The event gathered an impressive range of public figures and institutions. The opening session was chaired by Ms. Naïma Ben Yahya, Minister of Solidarity, Social Integration and Family, who stressed the urgency of reinforcing child protection at the territorial level. Other key attendees included Mr. Abdeljabbar Rachidi, State Secretary in charge of social integration; Ms. Amina Oufroukhi, representative of the Presidency of the Public Prosecution Office ; Ms. Ghizlane Benjelloun, Vice President of Morocco’s National Observatory for Children’s Rights; Ms. Laura Bill, UNICEF Representative in Morocco ; representatives from the Child Parliament; and university presidents from both Ibn Tofail University and Abdelmalek Essaâdi University.
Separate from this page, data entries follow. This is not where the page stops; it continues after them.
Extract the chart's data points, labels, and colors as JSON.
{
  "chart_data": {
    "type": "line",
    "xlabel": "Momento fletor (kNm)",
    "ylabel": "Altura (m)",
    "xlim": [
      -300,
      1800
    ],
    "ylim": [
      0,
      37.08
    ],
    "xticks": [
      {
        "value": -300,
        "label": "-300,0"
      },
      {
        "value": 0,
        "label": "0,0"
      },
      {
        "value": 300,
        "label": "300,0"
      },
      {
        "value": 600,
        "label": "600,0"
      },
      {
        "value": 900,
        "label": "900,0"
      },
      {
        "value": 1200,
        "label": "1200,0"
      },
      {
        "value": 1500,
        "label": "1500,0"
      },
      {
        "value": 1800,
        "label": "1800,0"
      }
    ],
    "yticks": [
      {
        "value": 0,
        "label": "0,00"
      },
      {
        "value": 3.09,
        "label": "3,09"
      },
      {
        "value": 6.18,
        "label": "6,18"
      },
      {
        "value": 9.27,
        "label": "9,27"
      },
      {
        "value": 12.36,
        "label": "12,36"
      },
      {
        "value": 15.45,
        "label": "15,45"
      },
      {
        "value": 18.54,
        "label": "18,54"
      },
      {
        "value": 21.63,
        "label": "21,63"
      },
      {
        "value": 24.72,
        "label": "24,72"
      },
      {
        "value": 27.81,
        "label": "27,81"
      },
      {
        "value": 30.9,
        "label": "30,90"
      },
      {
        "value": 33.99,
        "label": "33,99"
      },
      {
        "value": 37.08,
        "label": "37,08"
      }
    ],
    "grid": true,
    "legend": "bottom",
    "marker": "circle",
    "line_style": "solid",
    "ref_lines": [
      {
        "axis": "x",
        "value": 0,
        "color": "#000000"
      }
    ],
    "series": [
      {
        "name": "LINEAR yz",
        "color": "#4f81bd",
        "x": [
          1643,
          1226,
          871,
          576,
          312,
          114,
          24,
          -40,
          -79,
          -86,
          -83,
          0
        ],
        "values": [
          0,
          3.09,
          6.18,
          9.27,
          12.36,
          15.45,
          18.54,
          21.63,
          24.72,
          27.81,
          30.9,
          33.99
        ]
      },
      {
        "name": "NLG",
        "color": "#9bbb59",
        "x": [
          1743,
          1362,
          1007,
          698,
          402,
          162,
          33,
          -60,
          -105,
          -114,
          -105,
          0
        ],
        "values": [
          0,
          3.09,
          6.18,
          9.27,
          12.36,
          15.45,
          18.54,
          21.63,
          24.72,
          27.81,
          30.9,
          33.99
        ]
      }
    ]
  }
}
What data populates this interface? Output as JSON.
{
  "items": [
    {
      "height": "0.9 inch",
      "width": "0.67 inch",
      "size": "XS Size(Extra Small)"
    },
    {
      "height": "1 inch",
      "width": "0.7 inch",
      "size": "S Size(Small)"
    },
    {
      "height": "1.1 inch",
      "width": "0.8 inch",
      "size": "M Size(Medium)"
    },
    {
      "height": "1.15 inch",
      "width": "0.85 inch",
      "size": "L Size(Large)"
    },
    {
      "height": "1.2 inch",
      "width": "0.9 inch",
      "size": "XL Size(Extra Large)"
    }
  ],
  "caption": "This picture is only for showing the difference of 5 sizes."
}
One of the event’s highlights was the signing of two landmark partnership agreements with the participating universities. For Ibn Tofail University, this partnership is not symbolic; it’s a roadmap to bridge academic expertise with community realities, ensuring that child protection is not confined to policy papers but felt in homes, schools, and municipalities.

The meeting also saw the launch of the Joint Action Program 2025–2026 between the Ministry and UNICEF, aimed at building stronger territorial child protection systems, enhancing intersectoral coordination, and ensuring that children’s rights are upheld through quality, localized services.

Throughout the day, expert panels and workshops emphasized interdisciplinary collaboration, the strengthening of local institutions, and the role of academia in designing practical, evidence-based solutions to protect children. These conversations weren’t abstract; they were driven by urgency and grounded in real regional needs.

This initiative echoes Morocco’s broader vision of building a stronger social state, one that places the rights, safety, and well-being of children at the very heart of governance and human development. It also reflects the nation’s moral and legal commitment to protect children, not as a sectoral task but as a shared national responsibility, interwoven across ministries, universities, municipalities, families, and global partners.

By participating in this national milestone and committing itself through concrete actions, Ibn Tofail University has demonstrated that academic institutions can and must be active agents of national resilience. The university’s involvement reflects a deep understanding: a society cannot build forward if it leaves its children behind.